Das haben Sie schliesslich in der Verlängerung getan.

Ja, einmal mehr war Torhüter Matthias Mischler überragend, er hat die mental wichtigen Grossparaden gezeigt, die den Feldspielern Kraft gegeben haben. Und ich will ein Wort zu unseren Fans sagen: Sie waren die ganze Zeit zu hören, sie feuerten uns grossartig an, obwohl wir auswärts gespielt haben.

Zum Spiel: Ab dem zweiten Drittel schien es, als würde man in der Defensive einen Schritt zu weit weg vom Gegner stehen.

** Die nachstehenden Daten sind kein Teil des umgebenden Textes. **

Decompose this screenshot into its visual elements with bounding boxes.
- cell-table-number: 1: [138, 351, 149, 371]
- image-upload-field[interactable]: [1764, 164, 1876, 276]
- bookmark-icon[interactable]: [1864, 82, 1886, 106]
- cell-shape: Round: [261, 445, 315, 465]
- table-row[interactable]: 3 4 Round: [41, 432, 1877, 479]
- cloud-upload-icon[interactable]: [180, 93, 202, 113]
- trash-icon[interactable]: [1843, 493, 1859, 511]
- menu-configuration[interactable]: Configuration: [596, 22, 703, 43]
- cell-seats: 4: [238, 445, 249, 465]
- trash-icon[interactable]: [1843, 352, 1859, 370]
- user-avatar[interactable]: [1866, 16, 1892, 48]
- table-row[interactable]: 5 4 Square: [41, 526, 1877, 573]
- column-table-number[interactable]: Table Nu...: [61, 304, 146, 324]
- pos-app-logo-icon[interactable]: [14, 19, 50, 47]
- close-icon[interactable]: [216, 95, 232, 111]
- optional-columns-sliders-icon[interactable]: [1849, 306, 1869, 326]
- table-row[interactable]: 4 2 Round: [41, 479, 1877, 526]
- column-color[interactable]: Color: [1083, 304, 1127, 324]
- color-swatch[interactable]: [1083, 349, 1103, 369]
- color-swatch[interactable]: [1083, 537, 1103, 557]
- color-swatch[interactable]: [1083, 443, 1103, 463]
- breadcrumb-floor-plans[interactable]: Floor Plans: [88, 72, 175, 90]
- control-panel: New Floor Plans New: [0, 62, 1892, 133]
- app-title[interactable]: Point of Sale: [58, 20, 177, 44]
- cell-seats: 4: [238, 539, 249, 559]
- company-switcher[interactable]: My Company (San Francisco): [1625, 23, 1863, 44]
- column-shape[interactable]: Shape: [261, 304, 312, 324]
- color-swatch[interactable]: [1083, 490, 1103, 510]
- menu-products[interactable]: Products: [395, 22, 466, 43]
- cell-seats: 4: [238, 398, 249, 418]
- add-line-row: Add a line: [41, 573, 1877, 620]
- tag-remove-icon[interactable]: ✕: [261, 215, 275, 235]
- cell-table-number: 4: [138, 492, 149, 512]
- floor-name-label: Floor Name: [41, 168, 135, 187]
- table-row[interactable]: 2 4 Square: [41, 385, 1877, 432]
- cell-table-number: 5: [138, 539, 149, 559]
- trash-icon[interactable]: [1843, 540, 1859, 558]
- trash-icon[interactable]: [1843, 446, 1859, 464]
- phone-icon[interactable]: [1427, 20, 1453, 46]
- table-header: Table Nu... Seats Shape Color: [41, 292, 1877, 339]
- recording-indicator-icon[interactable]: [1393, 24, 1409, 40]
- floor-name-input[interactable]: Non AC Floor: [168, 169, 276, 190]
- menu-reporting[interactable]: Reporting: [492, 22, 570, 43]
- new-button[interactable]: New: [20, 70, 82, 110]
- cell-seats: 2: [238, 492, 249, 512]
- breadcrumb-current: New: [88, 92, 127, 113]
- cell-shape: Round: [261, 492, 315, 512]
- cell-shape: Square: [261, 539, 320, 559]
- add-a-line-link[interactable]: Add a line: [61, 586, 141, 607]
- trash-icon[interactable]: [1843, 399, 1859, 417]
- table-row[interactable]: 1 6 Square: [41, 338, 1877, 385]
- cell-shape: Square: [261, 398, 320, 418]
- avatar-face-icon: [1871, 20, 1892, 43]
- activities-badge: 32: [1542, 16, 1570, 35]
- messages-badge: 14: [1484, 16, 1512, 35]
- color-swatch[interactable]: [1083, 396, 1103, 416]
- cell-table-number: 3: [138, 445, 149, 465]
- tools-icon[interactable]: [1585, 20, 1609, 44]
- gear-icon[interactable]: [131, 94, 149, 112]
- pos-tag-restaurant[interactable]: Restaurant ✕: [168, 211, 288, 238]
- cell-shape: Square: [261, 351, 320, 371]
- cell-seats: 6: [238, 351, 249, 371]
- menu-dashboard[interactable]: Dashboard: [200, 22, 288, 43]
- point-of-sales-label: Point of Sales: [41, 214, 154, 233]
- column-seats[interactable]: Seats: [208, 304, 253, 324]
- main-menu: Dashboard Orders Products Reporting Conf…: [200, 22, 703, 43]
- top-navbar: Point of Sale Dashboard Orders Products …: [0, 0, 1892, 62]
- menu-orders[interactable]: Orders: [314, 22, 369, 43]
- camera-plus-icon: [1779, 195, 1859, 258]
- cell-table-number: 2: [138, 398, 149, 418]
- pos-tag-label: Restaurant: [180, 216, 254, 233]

Langenthal hat ein schnelles Team, man kann ihnen nicht zu viel Platz geben, sonst nutzen sie das rigoros aus. Wir hatten gemerkt, dass wir aktiver sein müssen. Ich will noch eine engere, solidere Defensive, daran werden wir in den nächsten Tagen arbeiten müssen.

Was haben Sie dem Team gesagt vor der Verlängerung?

Man versucht, positiv zu bleiben, wir waren das bessere Team im dritten Drittel. Der Druck, dieses Spiel zu gewinnen, war nicht auf unserer Seite. Hätte man im Voraus in der Garderobe gefragt, ob wir in die Verlängerung kommen, hätten wir unterschrieben. Also lasst uns diese Overtime für uns entscheiden, egal wie wir dahin gekommen sind. Und wir haben es getan.

Was nehmen Sie mit von diesem Sieg?

Ich kann das Zitat nur wiederholen: Nicht zu hoch fliegen, nicht zu tief fallen.Wir haben noch lange nichts gewonnen, ausser, dass wir den Heimvorteil nun auf unserer Seite haben.